February 19, 2014

Star Trek: The Next Generation: "The Arsenal of Freedom"

The Enterprise arrives at the planet Minos in search of the USS Drake, which has gone missing. When an away team beams down to the surface, they discover that Minos is the site of a long-dead civilization of arms merchants, and the automated systems are intent on giving them a lethal demonstration.

Like pretty much all of the watchable episodes of Season 1 "The Arsenal of Freedom" is awkward, a bit scrappy and quite often cringe-worthy, but its heart is in the right place and it does achieve a relatively good amount of entertainment. It's production values let it down quite badly - a standing set rarely convinces as an alien jungle - but it has some nice character moments for Picard, Dr Crusher and La Forge and a small guest appearance by the late, great Vincent Shiavelli.

Much of this episode feels like an episode of the original Star Trek, and it's easy to imagine William Shatner and Leonard Nimoy running around a similarly unconvincing jungle taking pot-shots at little floating weapons platforms. This is a vibe I have been getting from a lot of The Next Generation's first season: it's a series that doesn't actually know what it wants to be yet. All it does know is how to be Star Trek, and that's a style of television that's woefully out of date for 1988 (when this episode was initially broadcast). It may be sacrelige for some Star Trek enthusiasts, but Gene Roddenberry was never a particularly strong producer: his work on the original series was propped up to a large extent by Dorothy Fontana and Gene Coon. Left to his own devices on The Next Generation and he simply didn't have the creativity or innovative streak to make something worthwhile - and to an extent the series isn't worthwhile until it starts to be guided by Michael Piller from Season 3. Paramount clearly knew this was going to be a problem, since when they went looking for an executive producer to create The Next Generation Roddenberry was their third choice. He only scored the gig when Harve Bennett and Leonard Nimoy separately turned Paramount down.
Picard and Dr Crusher get some nice character development time when they fall into a disused control room, but sadly Yar and Data get wasted up on the surface with a repetitive storyline involving hiding behind rocks and shooting little floating robots. It's no wonder that Denise Crosby (Yar) bargained her way out of the series - she's been given nothing to do for 19 episodes now.

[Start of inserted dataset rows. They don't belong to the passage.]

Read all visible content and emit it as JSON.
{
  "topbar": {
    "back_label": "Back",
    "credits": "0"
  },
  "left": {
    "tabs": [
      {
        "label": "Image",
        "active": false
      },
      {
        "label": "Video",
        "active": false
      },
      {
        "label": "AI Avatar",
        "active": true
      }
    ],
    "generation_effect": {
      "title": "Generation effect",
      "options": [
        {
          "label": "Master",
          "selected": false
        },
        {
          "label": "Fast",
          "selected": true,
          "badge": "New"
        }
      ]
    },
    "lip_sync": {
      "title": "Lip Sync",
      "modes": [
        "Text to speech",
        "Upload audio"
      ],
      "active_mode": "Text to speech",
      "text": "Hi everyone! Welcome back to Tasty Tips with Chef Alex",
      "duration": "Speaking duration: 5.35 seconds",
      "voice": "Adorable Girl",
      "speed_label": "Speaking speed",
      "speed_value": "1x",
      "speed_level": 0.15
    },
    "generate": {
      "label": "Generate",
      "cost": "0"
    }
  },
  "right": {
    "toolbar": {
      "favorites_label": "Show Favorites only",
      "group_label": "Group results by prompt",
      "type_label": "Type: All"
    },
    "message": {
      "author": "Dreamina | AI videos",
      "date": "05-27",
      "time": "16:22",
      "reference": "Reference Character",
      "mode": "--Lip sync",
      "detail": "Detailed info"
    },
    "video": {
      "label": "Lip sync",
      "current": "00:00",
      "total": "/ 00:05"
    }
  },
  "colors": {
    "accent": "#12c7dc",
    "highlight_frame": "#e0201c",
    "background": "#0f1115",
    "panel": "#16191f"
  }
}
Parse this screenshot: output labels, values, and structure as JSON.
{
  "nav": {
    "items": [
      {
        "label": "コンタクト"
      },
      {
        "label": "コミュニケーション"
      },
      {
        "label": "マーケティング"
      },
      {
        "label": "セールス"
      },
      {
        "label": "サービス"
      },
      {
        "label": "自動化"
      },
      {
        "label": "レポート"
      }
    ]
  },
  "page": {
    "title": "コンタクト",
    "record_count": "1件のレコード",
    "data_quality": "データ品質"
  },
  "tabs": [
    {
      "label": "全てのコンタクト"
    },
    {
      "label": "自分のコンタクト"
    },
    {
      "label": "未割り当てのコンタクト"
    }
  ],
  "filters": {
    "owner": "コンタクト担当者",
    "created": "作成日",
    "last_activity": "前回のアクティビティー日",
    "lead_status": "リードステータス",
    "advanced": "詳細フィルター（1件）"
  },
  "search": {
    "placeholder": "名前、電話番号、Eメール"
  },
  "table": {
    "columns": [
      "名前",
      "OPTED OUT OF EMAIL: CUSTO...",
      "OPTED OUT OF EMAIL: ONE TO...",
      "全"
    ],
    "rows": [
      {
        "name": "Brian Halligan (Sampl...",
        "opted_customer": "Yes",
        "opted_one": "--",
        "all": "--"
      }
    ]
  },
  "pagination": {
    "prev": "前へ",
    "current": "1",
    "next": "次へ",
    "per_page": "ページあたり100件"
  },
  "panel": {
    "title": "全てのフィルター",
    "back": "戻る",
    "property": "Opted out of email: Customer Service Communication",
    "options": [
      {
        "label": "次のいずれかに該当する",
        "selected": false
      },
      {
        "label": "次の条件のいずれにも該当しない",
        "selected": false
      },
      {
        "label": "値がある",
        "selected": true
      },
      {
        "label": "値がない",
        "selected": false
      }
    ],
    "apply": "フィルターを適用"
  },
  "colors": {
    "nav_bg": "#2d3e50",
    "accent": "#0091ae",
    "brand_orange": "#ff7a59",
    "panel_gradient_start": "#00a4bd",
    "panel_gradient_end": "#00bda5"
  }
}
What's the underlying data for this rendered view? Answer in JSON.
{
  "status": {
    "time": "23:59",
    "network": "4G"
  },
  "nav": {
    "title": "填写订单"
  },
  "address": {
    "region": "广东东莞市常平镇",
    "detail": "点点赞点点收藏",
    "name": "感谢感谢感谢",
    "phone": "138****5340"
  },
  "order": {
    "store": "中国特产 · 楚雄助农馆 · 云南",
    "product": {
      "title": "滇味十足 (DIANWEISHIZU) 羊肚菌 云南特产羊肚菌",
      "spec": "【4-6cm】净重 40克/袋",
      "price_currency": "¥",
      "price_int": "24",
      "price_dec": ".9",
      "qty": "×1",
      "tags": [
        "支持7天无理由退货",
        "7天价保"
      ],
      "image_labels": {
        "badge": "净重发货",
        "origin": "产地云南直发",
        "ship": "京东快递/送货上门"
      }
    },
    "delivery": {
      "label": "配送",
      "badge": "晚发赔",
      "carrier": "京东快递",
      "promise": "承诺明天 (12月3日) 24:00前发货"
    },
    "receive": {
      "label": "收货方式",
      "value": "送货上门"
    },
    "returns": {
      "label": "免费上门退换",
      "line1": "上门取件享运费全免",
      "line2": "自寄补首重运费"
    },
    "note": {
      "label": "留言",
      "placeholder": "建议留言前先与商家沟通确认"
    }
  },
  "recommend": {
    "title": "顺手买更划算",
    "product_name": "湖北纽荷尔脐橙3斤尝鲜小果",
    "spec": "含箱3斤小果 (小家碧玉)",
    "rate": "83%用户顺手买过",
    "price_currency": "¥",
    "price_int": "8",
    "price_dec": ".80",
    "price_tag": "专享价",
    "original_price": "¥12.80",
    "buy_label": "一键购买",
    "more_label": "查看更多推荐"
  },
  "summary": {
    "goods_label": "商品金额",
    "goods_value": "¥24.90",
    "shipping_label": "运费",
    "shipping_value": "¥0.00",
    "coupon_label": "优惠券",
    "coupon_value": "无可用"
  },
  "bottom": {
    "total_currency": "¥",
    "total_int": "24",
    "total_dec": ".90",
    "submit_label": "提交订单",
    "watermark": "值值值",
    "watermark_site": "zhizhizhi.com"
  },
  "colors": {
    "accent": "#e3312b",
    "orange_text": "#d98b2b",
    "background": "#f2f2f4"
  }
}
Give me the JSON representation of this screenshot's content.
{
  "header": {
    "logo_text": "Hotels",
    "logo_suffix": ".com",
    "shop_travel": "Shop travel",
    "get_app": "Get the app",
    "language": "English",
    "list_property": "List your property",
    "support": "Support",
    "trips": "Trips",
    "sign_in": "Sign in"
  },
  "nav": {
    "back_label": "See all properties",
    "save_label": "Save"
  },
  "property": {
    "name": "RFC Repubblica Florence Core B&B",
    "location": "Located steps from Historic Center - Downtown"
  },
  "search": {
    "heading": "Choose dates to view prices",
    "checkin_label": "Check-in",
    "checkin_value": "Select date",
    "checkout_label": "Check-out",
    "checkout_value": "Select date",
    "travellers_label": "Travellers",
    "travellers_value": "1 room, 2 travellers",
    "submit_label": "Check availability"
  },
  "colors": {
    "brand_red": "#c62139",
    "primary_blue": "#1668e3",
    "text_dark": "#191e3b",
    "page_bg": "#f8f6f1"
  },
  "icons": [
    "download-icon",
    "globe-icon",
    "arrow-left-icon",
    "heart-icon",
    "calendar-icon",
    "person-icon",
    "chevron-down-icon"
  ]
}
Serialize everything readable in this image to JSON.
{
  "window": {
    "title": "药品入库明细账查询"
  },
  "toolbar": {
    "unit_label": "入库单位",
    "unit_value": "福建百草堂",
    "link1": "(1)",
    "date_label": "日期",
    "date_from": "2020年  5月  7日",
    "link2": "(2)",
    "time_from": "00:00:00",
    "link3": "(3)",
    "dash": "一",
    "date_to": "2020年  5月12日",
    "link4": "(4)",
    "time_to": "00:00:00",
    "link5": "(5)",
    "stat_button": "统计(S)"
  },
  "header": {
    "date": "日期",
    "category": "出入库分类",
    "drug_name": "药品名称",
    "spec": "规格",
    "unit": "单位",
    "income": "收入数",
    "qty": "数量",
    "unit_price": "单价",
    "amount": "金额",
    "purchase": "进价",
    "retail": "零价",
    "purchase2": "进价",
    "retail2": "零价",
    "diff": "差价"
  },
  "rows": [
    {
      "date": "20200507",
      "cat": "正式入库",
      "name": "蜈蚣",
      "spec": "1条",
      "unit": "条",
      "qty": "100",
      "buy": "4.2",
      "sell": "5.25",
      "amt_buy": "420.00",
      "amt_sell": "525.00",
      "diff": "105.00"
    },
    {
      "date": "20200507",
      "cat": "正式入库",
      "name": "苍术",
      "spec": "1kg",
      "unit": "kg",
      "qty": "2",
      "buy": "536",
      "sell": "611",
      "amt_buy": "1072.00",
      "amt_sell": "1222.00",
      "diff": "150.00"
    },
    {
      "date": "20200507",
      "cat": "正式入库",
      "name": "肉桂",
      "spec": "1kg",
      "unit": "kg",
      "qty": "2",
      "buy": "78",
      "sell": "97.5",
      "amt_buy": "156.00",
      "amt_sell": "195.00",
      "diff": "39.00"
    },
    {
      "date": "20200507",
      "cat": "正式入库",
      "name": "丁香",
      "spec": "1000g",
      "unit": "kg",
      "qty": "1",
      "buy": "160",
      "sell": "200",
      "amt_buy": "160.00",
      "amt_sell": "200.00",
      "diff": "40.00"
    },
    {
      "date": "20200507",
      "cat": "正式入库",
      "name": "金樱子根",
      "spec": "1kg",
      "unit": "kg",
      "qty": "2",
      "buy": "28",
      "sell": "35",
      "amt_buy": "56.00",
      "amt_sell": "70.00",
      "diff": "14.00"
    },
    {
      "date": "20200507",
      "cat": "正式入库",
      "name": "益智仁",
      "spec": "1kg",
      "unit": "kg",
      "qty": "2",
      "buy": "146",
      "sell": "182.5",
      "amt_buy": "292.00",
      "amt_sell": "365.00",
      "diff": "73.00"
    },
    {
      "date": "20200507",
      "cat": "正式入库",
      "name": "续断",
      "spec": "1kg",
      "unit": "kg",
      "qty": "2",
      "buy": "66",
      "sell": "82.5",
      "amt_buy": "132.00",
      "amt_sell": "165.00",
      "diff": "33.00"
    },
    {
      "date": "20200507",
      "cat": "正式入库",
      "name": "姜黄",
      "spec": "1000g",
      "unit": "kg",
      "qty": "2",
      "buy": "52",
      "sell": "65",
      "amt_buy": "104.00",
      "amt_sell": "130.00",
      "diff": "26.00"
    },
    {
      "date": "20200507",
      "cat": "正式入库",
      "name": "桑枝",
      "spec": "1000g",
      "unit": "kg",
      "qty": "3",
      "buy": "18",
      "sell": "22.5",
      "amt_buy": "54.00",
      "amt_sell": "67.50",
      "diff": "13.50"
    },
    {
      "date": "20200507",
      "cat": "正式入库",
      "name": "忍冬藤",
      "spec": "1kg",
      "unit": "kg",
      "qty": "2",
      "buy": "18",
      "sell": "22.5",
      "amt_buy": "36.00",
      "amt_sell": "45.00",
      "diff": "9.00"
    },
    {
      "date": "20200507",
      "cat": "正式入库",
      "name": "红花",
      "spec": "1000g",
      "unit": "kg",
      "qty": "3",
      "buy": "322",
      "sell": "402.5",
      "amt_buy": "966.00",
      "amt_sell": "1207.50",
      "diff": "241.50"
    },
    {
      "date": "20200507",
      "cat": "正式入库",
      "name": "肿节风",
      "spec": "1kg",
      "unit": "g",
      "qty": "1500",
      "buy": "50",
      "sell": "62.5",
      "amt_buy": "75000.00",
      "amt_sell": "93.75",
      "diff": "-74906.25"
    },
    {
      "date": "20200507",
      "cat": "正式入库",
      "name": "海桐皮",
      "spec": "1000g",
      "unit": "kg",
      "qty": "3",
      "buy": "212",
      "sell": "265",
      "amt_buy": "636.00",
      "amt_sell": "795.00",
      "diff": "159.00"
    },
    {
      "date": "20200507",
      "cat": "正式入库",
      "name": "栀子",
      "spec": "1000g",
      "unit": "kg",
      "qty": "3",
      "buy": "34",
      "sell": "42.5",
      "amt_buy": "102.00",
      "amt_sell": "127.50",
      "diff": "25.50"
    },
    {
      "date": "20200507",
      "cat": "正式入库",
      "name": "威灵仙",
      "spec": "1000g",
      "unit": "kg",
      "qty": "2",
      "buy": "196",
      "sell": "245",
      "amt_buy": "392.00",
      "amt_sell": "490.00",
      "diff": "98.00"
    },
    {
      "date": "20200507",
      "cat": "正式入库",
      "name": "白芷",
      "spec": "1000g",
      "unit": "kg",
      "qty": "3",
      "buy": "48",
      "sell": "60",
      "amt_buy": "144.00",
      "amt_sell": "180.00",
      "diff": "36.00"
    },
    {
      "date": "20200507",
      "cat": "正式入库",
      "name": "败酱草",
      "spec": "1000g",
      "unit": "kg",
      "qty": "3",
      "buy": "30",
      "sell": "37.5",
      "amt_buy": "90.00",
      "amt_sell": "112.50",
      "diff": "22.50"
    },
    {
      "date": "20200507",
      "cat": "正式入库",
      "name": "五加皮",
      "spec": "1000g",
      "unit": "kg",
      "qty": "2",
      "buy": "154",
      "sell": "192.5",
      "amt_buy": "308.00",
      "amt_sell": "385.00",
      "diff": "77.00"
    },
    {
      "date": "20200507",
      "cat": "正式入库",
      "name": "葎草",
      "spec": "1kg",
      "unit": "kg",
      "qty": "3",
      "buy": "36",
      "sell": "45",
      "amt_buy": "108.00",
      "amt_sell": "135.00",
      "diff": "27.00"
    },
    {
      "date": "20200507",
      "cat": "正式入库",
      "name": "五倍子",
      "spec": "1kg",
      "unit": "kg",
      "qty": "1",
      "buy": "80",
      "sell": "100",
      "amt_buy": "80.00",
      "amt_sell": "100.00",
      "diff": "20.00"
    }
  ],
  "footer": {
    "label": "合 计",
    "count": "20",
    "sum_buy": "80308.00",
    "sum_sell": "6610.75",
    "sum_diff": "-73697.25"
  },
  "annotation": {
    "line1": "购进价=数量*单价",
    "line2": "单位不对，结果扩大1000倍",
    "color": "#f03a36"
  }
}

Up in orbit, La Forge (LeVar Burton) struggles with the responsibility of command when the Chief Engineer (who's changed again - I think that makes four separate engineers in the Enterprise's first year in service) challenges his authority. It's awkward, two-dimensional stuff, but it does work to a certain extent.

Actually that's the episode in a nutshell: it does work to a certain extent. Just not, you know, enough of an extent. That's 20 episodes in, and only seven have been good: 35%.